The linear models are concerned with means. Inference on covariance matrices covers testing equality of several covariance matrices, testing independence and conditional independence of (blocks of) variables, factor analysis, and some symmetry models. Principal components, though mainly a graphical/exploratory technique, also lends itself to some modeling.

Classification and clustering are related areas. Both attempt to categorize individuals. Classification tries to classify individuals based upon a previous sample of observed individuals and their categories. In clustering, there is no observed categorization, nor often even knowledge of how many categories there are. These must be estimated from the data.

Other useful multivariate techniques include biplots, multidimensional scaling, and canonical correlations.

The bulk of the results here are mathematically justified, but I have tried to arrange the material so that the reader can learn the basic concepts and techniques while plunging as much or as little as desired into the details of the proofs.

Practically all the calculations and graphics in the examples are implemented using the statistical computing environment R [R Development Core Team, 2010]. Throughout the notes we have scattered some of the actual R code we used. Many of the data sets and original R functions can be found in the file For others we refer to available R packages.

This is “old school.” A preface that contains useful information and outlines what the reader may find? Definitely “old school.”

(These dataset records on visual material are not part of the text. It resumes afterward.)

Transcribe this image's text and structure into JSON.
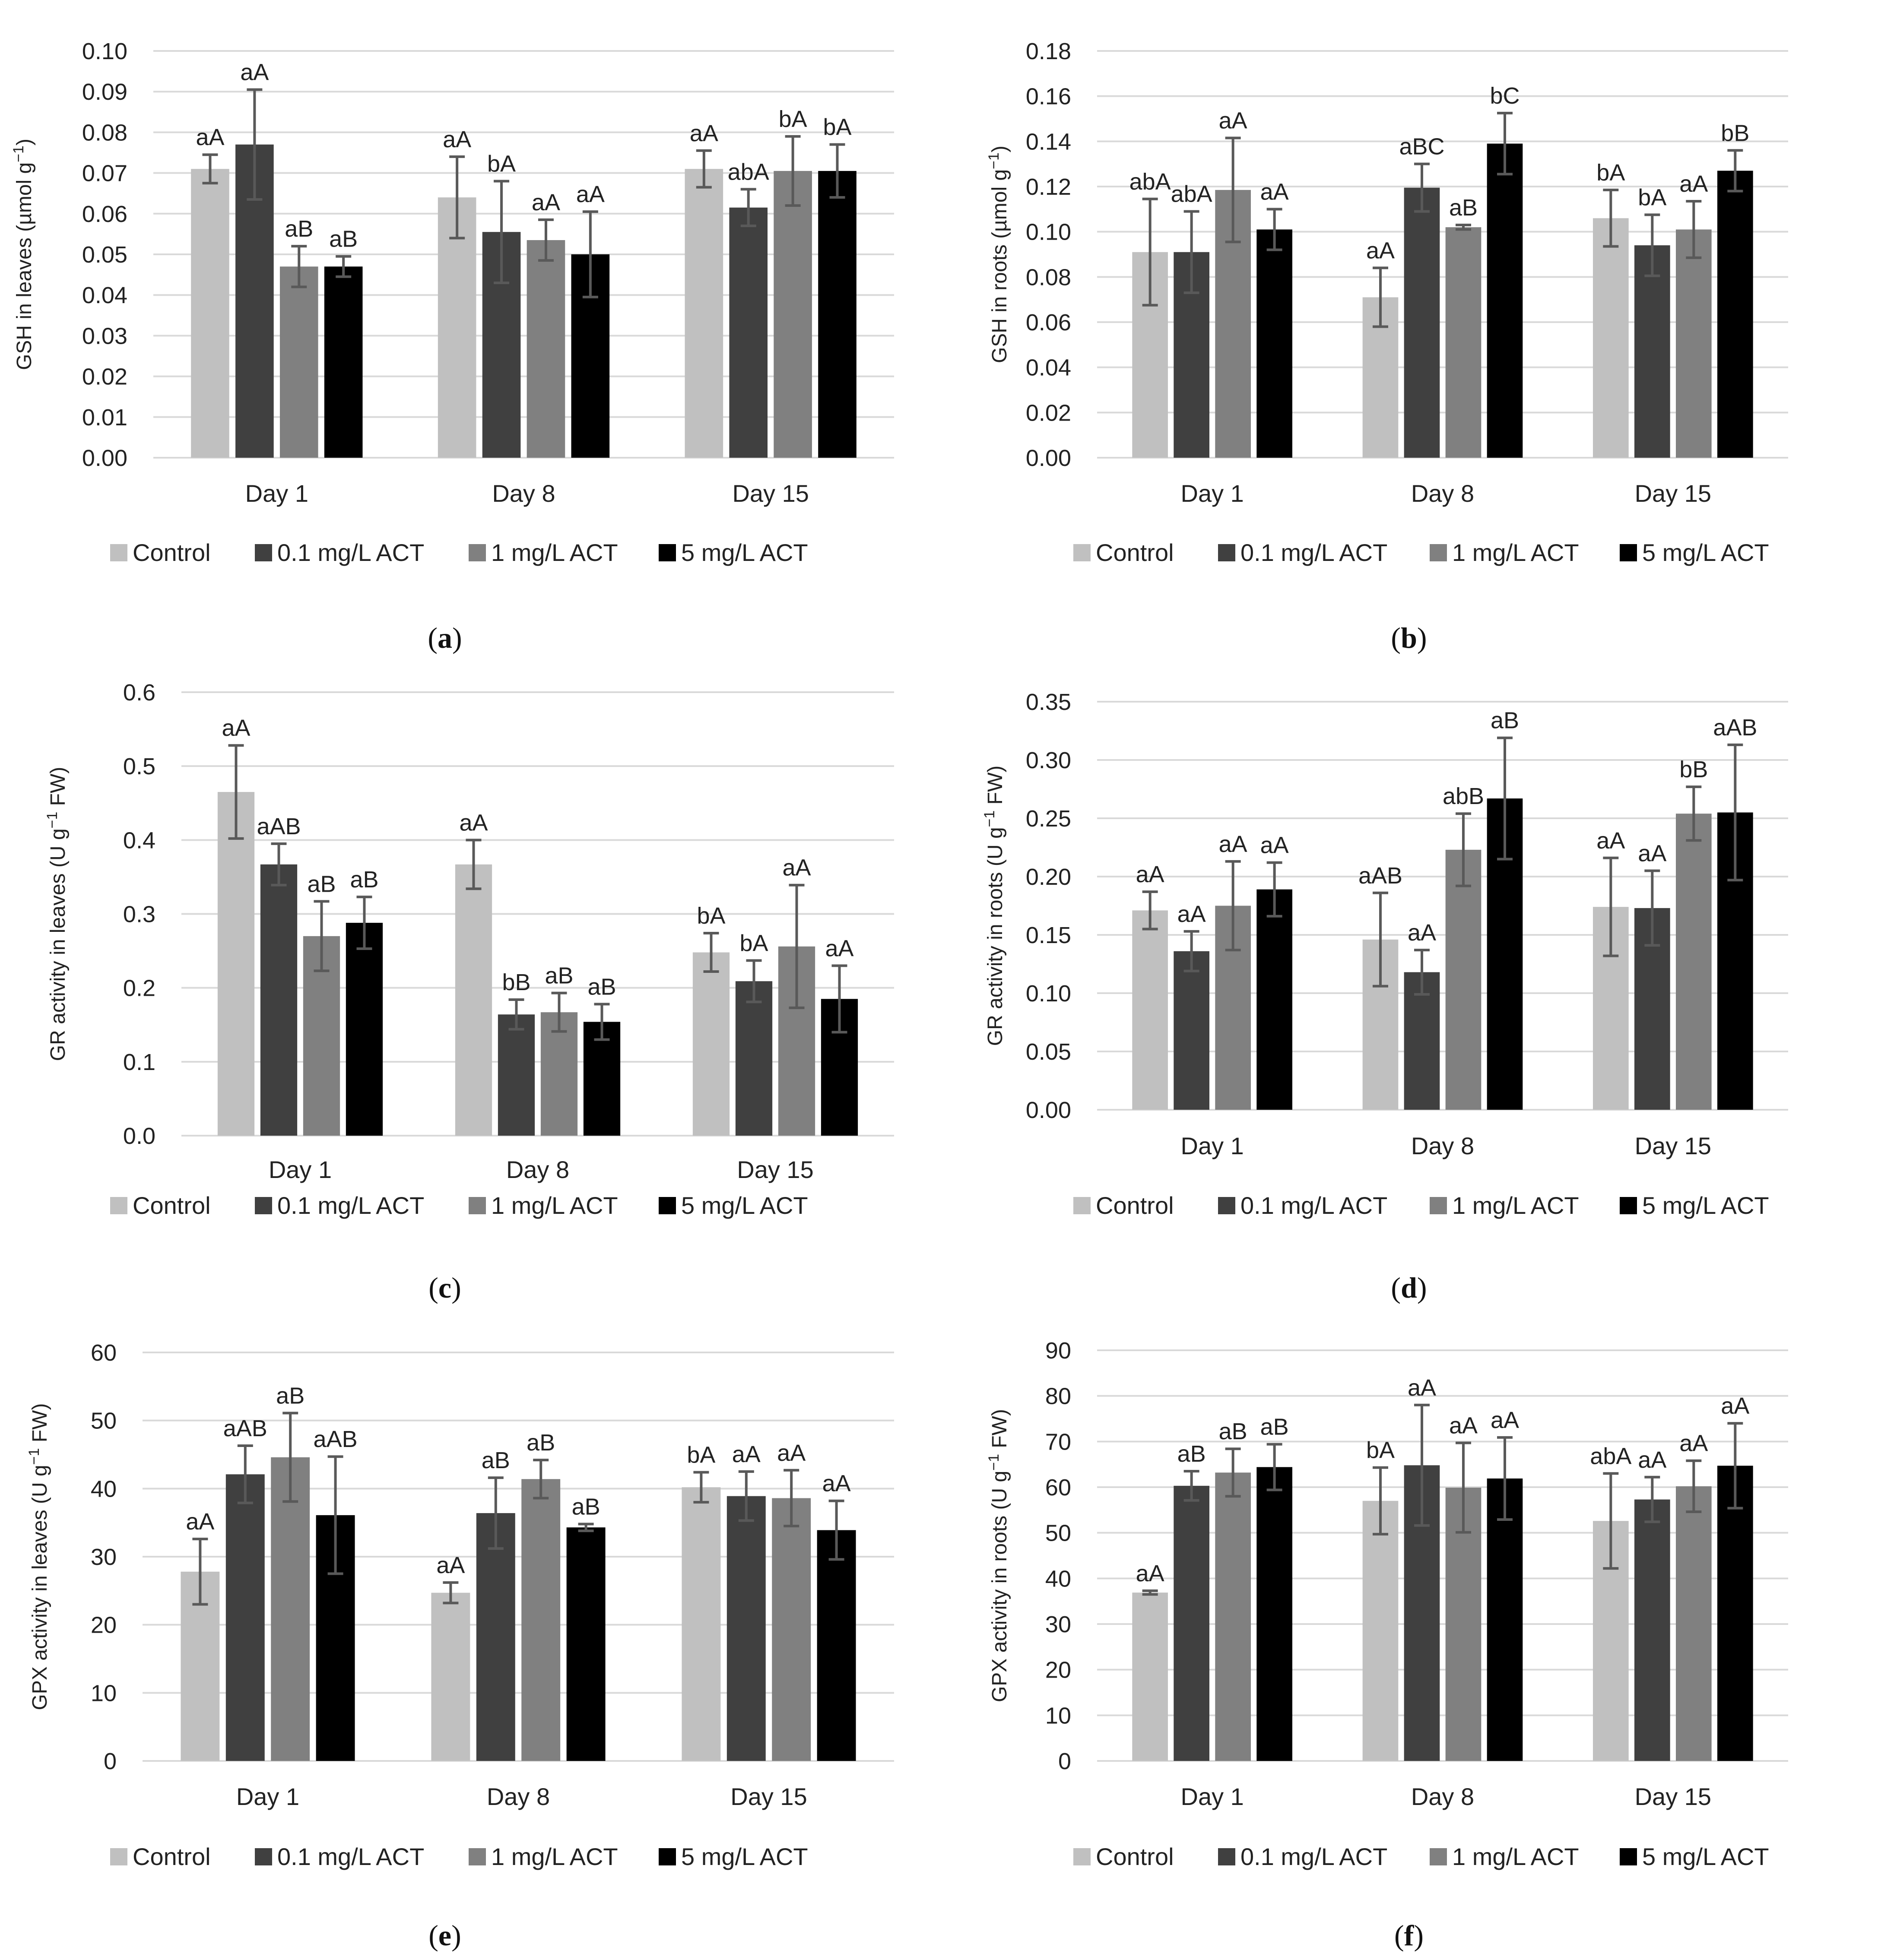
{
  "legend_colors": [
    "#c0c0c0",
    "#404040",
    "#808080",
    "#000000"
  ],
  "chart_data": [
    {
      "type": "bar",
      "caption": [
        "(",
        "a",
        ")"
      ],
      "ylabel": [
        "GSH in leaves (µmol g",
        "−1",
        ")"
      ],
      "categories": [
        "Day 1",
        "Day 8",
        "Day 15"
      ],
      "ylim": [
        0,
        0.1
      ],
      "yticks": [
        "0.00",
        "0.01",
        "0.02",
        "0.03",
        "0.04",
        "0.05",
        "0.06",
        "0.07",
        "0.08",
        "0.09",
        "0.10"
      ],
      "grid": true,
      "legend_position": "bottom",
      "series": [
        {
          "name": "Control",
          "values": [
            0.071,
            0.064,
            0.071
          ],
          "errors": [
            0.0035,
            0.01,
            0.0045
          ],
          "labels": [
            "aA",
            "aA",
            "aA"
          ]
        },
        {
          "name": "0.1 mg/L ACT",
          "values": [
            0.077,
            0.0555,
            0.0615
          ],
          "errors": [
            0.0135,
            0.0125,
            0.0045
          ],
          "labels": [
            "aA",
            "bA",
            "abA"
          ]
        },
        {
          "name": "1 mg/L ACT",
          "values": [
            0.047,
            0.0535,
            0.0705
          ],
          "errors": [
            0.005,
            0.005,
            0.0085
          ],
          "labels": [
            "aB",
            "aA",
            "bA"
          ]
        },
        {
          "name": "5 mg/L ACT",
          "values": [
            0.047,
            0.05,
            0.0705
          ],
          "errors": [
            0.0025,
            0.0105,
            0.0065
          ],
          "labels": [
            "aB",
            "aA",
            "bA"
          ]
        }
      ]
    },
    {
      "type": "bar",
      "caption": [
        "(",
        "b",
        ")"
      ],
      "ylabel": [
        "GSH in roots (µmol g",
        "−1",
        ")"
      ],
      "categories": [
        "Day 1",
        "Day 8",
        "Day 15"
      ],
      "ylim": [
        0,
        0.18
      ],
      "yticks": [
        "0.00",
        "0.02",
        "0.04",
        "0.06",
        "0.08",
        "0.10",
        "0.12",
        "0.14",
        "0.16",
        "0.18"
      ],
      "grid": true,
      "legend_position": "bottom",
      "series": [
        {
          "name": "Control",
          "values": [
            0.091,
            0.071,
            0.106
          ],
          "errors": [
            0.0235,
            0.013,
            0.0125
          ],
          "labels": [
            "abA",
            "aA",
            "bA"
          ]
        },
        {
          "name": "0.1 mg/L ACT",
          "values": [
            0.091,
            0.1195,
            0.094
          ],
          "errors": [
            0.018,
            0.0105,
            0.0135
          ],
          "labels": [
            "abA",
            "aBC",
            "bA"
          ]
        },
        {
          "name": "1 mg/L ACT",
          "values": [
            0.1185,
            0.102,
            0.101
          ],
          "errors": [
            0.023,
            0.001,
            0.0125
          ],
          "labels": [
            "aA",
            "aB",
            "aA"
          ]
        },
        {
          "name": "5 mg/L ACT",
          "values": [
            0.101,
            0.139,
            0.127
          ],
          "errors": [
            0.009,
            0.0135,
            0.009
          ],
          "labels": [
            "aA",
            "bC",
            "bB"
          ]
        }
      ]
    },
    {
      "type": "bar",
      "caption": [
        "(",
        "c",
        ")"
      ],
      "ylabel": [
        "GR activity  in leaves  (U g",
        "−1",
        " FW)"
      ],
      "categories": [
        "Day 1",
        "Day 8",
        "Day 15"
      ],
      "ylim": [
        0,
        0.6
      ],
      "yticks": [
        "0.0",
        "0.1",
        "0.2",
        "0.3",
        "0.4",
        "0.5",
        "0.6"
      ],
      "grid": true,
      "legend_position": "bottom",
      "series": [
        {
          "name": "Control",
          "values": [
            0.465,
            0.367,
            0.248
          ],
          "errors": [
            0.063,
            0.033,
            0.026
          ],
          "labels": [
            "aA",
            "aA",
            "bA"
          ]
        },
        {
          "name": "0.1 mg/L ACT",
          "values": [
            0.367,
            0.164,
            0.209
          ],
          "errors": [
            0.028,
            0.02,
            0.028
          ],
          "labels": [
            "aAB",
            "bB",
            "bA"
          ]
        },
        {
          "name": "1 mg/L ACT",
          "values": [
            0.27,
            0.167,
            0.256
          ],
          "errors": [
            0.047,
            0.026,
            0.083
          ],
          "labels": [
            "aB",
            "aB",
            "aA"
          ]
        },
        {
          "name": "5 mg/L ACT",
          "values": [
            0.288,
            0.154,
            0.185
          ],
          "errors": [
            0.035,
            0.024,
            0.045
          ],
          "labels": [
            "aB",
            "aB",
            "aA"
          ]
        }
      ]
    },
    {
      "type": "bar",
      "caption": [
        "(",
        "d",
        ")"
      ],
      "ylabel": [
        "GR activity in roots  (U g",
        "−1",
        " FW)"
      ],
      "categories": [
        "Day 1",
        "Day 8",
        "Day 15"
      ],
      "ylim": [
        0,
        0.35
      ],
      "yticks": [
        "0.00",
        "0.05",
        "0.10",
        "0.15",
        "0.20",
        "0.25",
        "0.30",
        "0.35"
      ],
      "grid": true,
      "legend_position": "bottom",
      "series": [
        {
          "name": "Control",
          "values": [
            0.171,
            0.146,
            0.174
          ],
          "errors": [
            0.016,
            0.04,
            0.042
          ],
          "labels": [
            "aA",
            "aAB",
            "aA"
          ]
        },
        {
          "name": "0.1 mg/L ACT",
          "values": [
            0.136,
            0.118,
            0.173
          ],
          "errors": [
            0.017,
            0.019,
            0.032
          ],
          "labels": [
            "aA",
            "aA",
            "aA"
          ]
        },
        {
          "name": "1 mg/L ACT",
          "values": [
            0.175,
            0.223,
            0.254
          ],
          "errors": [
            0.038,
            0.031,
            0.023
          ],
          "labels": [
            "aA",
            "abB",
            "bB"
          ]
        },
        {
          "name": "5 mg/L ACT",
          "values": [
            0.189,
            0.267,
            0.255
          ],
          "errors": [
            0.023,
            0.052,
            0.058
          ],
          "labels": [
            "aA",
            "aB",
            "aAB"
          ]
        }
      ]
    },
    {
      "type": "bar",
      "caption": [
        "(",
        "e",
        ")"
      ],
      "ylabel": [
        "GPX activity in leaves (U g",
        "−1",
        " FW)"
      ],
      "categories": [
        "Day 1",
        "Day 8",
        "Day 15"
      ],
      "ylim": [
        0,
        60
      ],
      "yticks": [
        "0",
        "10",
        "20",
        "30",
        "40",
        "50",
        "60"
      ],
      "grid": true,
      "legend_position": "bottom",
      "series": [
        {
          "name": "Control",
          "values": [
            27.8,
            24.7,
            40.2
          ],
          "errors": [
            4.8,
            1.5,
            2.2
          ],
          "labels": [
            "aA",
            "aA",
            "bA"
          ]
        },
        {
          "name": "0.1 mg/L ACT",
          "values": [
            42.1,
            36.4,
            38.9
          ],
          "errors": [
            4.2,
            5.2,
            3.6
          ],
          "labels": [
            "aAB",
            "aB",
            "aA"
          ]
        },
        {
          "name": "1 mg/L ACT",
          "values": [
            44.6,
            41.4,
            38.6
          ],
          "errors": [
            6.5,
            2.8,
            4.1
          ],
          "labels": [
            "aB",
            "aB",
            "aA"
          ]
        },
        {
          "name": "5 mg/L ACT",
          "values": [
            36.1,
            34.3,
            33.9
          ],
          "errors": [
            8.6,
            0.5,
            4.3
          ],
          "labels": [
            "aAB",
            "aB",
            "aA"
          ]
        }
      ]
    },
    {
      "type": "bar",
      "caption": [
        "(",
        "f",
        ")"
      ],
      "ylabel": [
        "GPX activity in roots  (U g",
        "−1",
        " FW)"
      ],
      "categories": [
        "Day 1",
        "Day 8",
        "Day 15"
      ],
      "ylim": [
        0,
        90
      ],
      "yticks": [
        "0",
        "10",
        "20",
        "30",
        "40",
        "50",
        "60",
        "70",
        "80",
        "90"
      ],
      "grid": true,
      "legend_position": "bottom",
      "series": [
        {
          "name": "Control",
          "values": [
            36.9,
            57.0,
            52.6
          ],
          "errors": [
            0.4,
            7.3,
            10.4
          ],
          "labels": [
            "aA",
            "bA",
            "abA"
          ]
        },
        {
          "name": "0.1 mg/L ACT",
          "values": [
            60.3,
            64.8,
            57.3
          ],
          "errors": [
            3.2,
            13.2,
            4.9
          ],
          "labels": [
            "aB",
            "aA",
            "aA"
          ]
        },
        {
          "name": "1 mg/L ACT",
          "values": [
            63.2,
            59.9,
            60.2
          ],
          "errors": [
            5.2,
            9.8,
            5.6
          ],
          "labels": [
            "aB",
            "aA",
            "aA"
          ]
        },
        {
          "name": "5 mg/L ACT",
          "values": [
            64.4,
            61.9,
            64.7
          ],
          "errors": [
            5.0,
            9.0,
            9.3
          ],
          "labels": [
            "aB",
            "aA",
            "aA"
          ]
        }
      ]
    }
  ]
}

Found thanks to: Christophe Lalanne’s A bag of tweets / Feb 2012.


Sunday, September 25th, 2011

Musimetrics by Vilson Vieira, Renato Fabbri, and Luciano da Fontoura Costa.

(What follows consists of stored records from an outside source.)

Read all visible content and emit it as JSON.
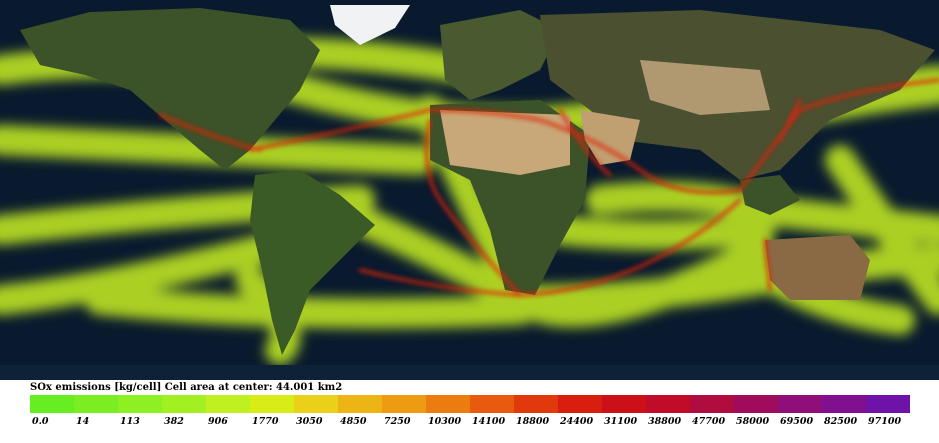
{
  "legend": {
    "title": "SOx emissions [kg/cell] Cell area at center: 44.001 km2",
    "ticks": [
      "0.0",
      "14",
      "113",
      "382",
      "906",
      "1770",
      "3050",
      "4850",
      "7250",
      "10300",
      "14100",
      "18800",
      "24400",
      "31100",
      "38800",
      "47700",
      "58000",
      "69500",
      "82500",
      "97100"
    ],
    "colors": [
      "#66ee22",
      "#7aee22",
      "#8df022",
      "#a3f022",
      "#bff020",
      "#d8ec18",
      "#ead018",
      "#ecb414",
      "#ee9a12",
      "#ec7c10",
      "#e85a0e",
      "#e03a0c",
      "#d81e0e",
      "#cc1018",
      "#c00c28",
      "#b00c40",
      "#a00c5c",
      "#900e78",
      "#801090",
      "#6e12a8"
    ]
  },
  "map_colors": {
    "ocean": "#0a1a2e",
    "land": "#3c5228",
    "desert": "#c8a878",
    "ice": "#f0f2f4",
    "low_routes": "#c8f020",
    "high_routes": "#e02010"
  }
}
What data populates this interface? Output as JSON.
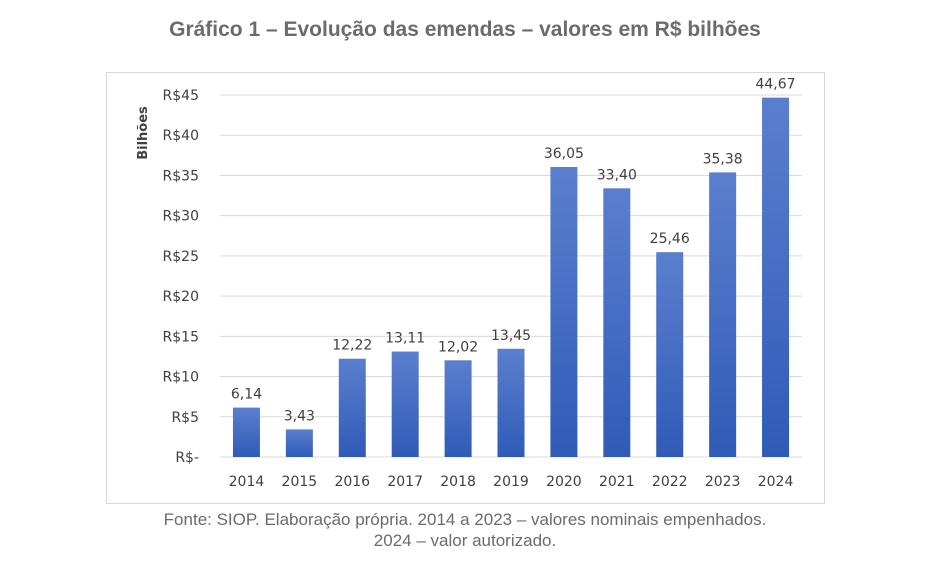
{
  "chart_data": {
    "type": "bar",
    "title": "Gráfico 1 – Evolução das emendas – valores em R$ bilhões",
    "ylabel": "Bilhões",
    "xlabel": "",
    "categories": [
      "2014",
      "2015",
      "2016",
      "2017",
      "2018",
      "2019",
      "2020",
      "2021",
      "2022",
      "2023",
      "2024"
    ],
    "values": [
      6.14,
      3.43,
      12.22,
      13.11,
      12.02,
      13.45,
      36.05,
      33.4,
      25.46,
      35.38,
      44.67
    ],
    "data_labels": [
      "6,14",
      "3,43",
      "12,22",
      "13,11",
      "12,02",
      "13,45",
      "36,05",
      "33,40",
      "25,46",
      "35,38",
      "44,67"
    ],
    "ylim": [
      0,
      45
    ],
    "yticks": [
      0,
      5,
      10,
      15,
      20,
      25,
      30,
      35,
      40,
      45
    ],
    "ytick_labels": [
      "R$-",
      "R$5",
      "R$10",
      "R$15",
      "R$20",
      "R$25",
      "R$30",
      "R$35",
      "R$40",
      "R$45"
    ],
    "grid": true,
    "bar_color_top": "#5b7fce",
    "bar_color_bottom": "#2f5bb7",
    "grid_color": "#d9d9d9"
  },
  "source_line1": "Fonte: SIOP. Elaboração própria. 2014 a 2023 – valores nominais empenhados.",
  "source_line2": "2024 – valor autorizado."
}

Can the arts be analyzed in a quantitative manner? We propose a methodology to study music development by applying multivariate statistics on composers characteristics. Seven representative composers were considered in terms of eight main musical features. Grades were assigned to each characteristic and their correlations were analyzed. A bootstrap method was applied to simulate hundreds of artificial composers influenced by the seven representatives chosen. Applying dimensionality reduction we obtained a planar space used to quantify non-numeric relations like dialectics, opposition and innovation. Composers differences on style and technique were represented as geometrical distances in the planar space, making it possible to quantify, for example, how much Bach and Stockhausen differ from other composers or how much Beethoven influenced Brahms. In addition, we compared the results with a prior investigation on philosophy. The influence of dialectics, strong on philosophy, was not remarkable on music. Instead, supporting an observation already considered by music theorists, strong influences were identified between subsequent composers, implying inheritance and suggesting a stronger master-disciple evolution when compared to the philosophy analysis.

The article concludes:

While taking the first steps on the direction of a quantitative approach to arts and philosophy we believe that an understanding of the creative process could also be eventually quantified. We want to end this work going back to Webern, who early envisioned these relations: “It is clear that where relatedness and unity are omnipresent, comprehensibility is also guaranteed. And all the rest is dilettantism, nothing else, for all time, and always has been. That’s so not only in music but everywhere.”

You are going to encounter multivariate statistics in a number of contexts. Where are the weak points in this paper? What questions would you ask? (Hint, they don’t involve expertise in music history or theory.) If you are familiar with multivariate statistics, what are the common weak points of that type of analysis?

I remember multivariate statistics from their use in the 1960’s/70’s in attempts to predict Supreme Court (US) behavior. The Court was quite safe and I think the same can be said for composers in the Western canon.